A simple way to improve sustainability, reproducibility and releasability of your code and data
This is a first of a number of posts based upon discussions I had while at the Collaborations Workshop 2013 (#CollabW13 on twitter) in Oxford, UK. During one of the sessions I described a simple technique that I try and use to increase the sustainability, reproducibility and releasability of code that I write, data I collect and the results of my work – and people thought this idea was great, and that I should blog about it…
So, what is this wonderful technique:
On Friday afternoon (when you’re bored and can’t be bothered to do any hard work…) spend an hour or two cleaning up and documenting your work from that week
It’s a very simple idea, but it really does work – and it also gives you something to do during the last afternoon of the week when you’re feeling tired and can’t really be bothered. If you can’t commit to doing it every week, you can try every fortnight or month – and I even go as far as adding it as an event to my calendar, to try and stop people arranging meetings with me then!
So, what sort of things can you do during this time?
- Document your code: Depending on the project and the intended use of the documentation, this can be anything from adding some better comments to your code, to documenting individual functions/methods (for example, using docstrings in Python) or writing high-level documentation of the whole system.
- Refactor your code: Refactoring is a “disciplined technique for restructuring an existing body of code, altering its internal structure without changing its external behaviour” – that is, basically tidying up, cleaning up, and possibly redesigning you’re code. If you’re anything like me, the code you write when actually doing science isn’t very neat, nice or well-designed – because you’re focused on the science at that point. These few hours on a Friday are your time to focus on the code for a bit…
- Generalise your code to create a library: There are probably a number of things in your code that could be used in many other programs – things like reading certain file formats, performing statistical operations or applying algorithms to array data. This is a perfect time to take these algorithms and ‘decouple’ them from their immediate application in this code so that they can be easily used in other programs you may write in the future. Ideally, this generalised functionality can be packaged into a library and distributed for others to use. My Py6S library was created in this way: I took code that I was using to run the 6S model, generalised it into a library, documented it well, released it – and it has taken on a life of its own!
- Add README files to your folders: If you’re anything like me, you’ll have loads of folders containing data and code – some of which isn’t particularly well named and may not have metadata. One of the easiest (and most effective) ways to deal with this is to create simple README files in each folder explaining what is in the folder, where it came from, what format it’s in – basically anything that you think you’ll want to know about it in a year’s time if you come back to it. I can say from experience just how useful having these README files is!

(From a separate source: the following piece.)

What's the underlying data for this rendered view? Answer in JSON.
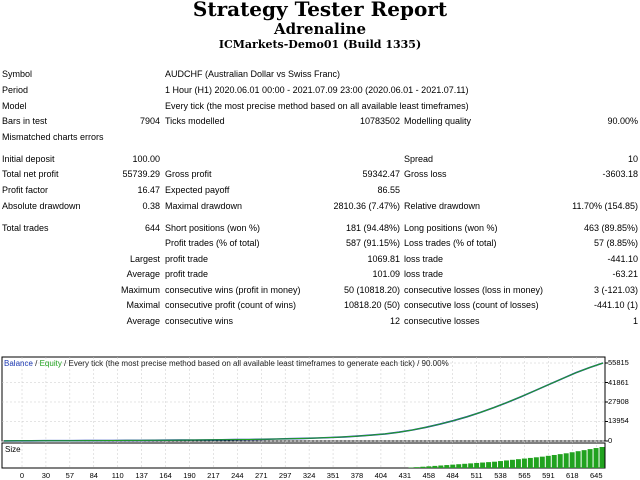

The key benefit of all of these is that it makes it so much easier to come back to your research later on, and it also makes it so much easier for you to share your research, make it reproducible and allow others to build upon it – and the great thing is that it doesn’t even take that much work. Thirty seconds writing a few notes in a README file could easily save you a week of work in a year’s time, and extending your code into a library would allow you to re-use it in other projects without much extra work.
Another similar idea that was mentioned by someone else at the Collaborations Workshop was for Research Councils to force people to add extra time to the end of their grants to do this sort of thing – although personally, I think it is a far better idea to do this as you go along. Trying to add documentation to some code that you wrote two years ago is often quite challenging…
So, there it is – a simple way to use up some time at the end of the week (when you can’t really be bothered to do anything ‘new’) which will significantly improve the sustainability, reproducibility and releasability of your code and data. Try it out, and let us know how you do in the comments below!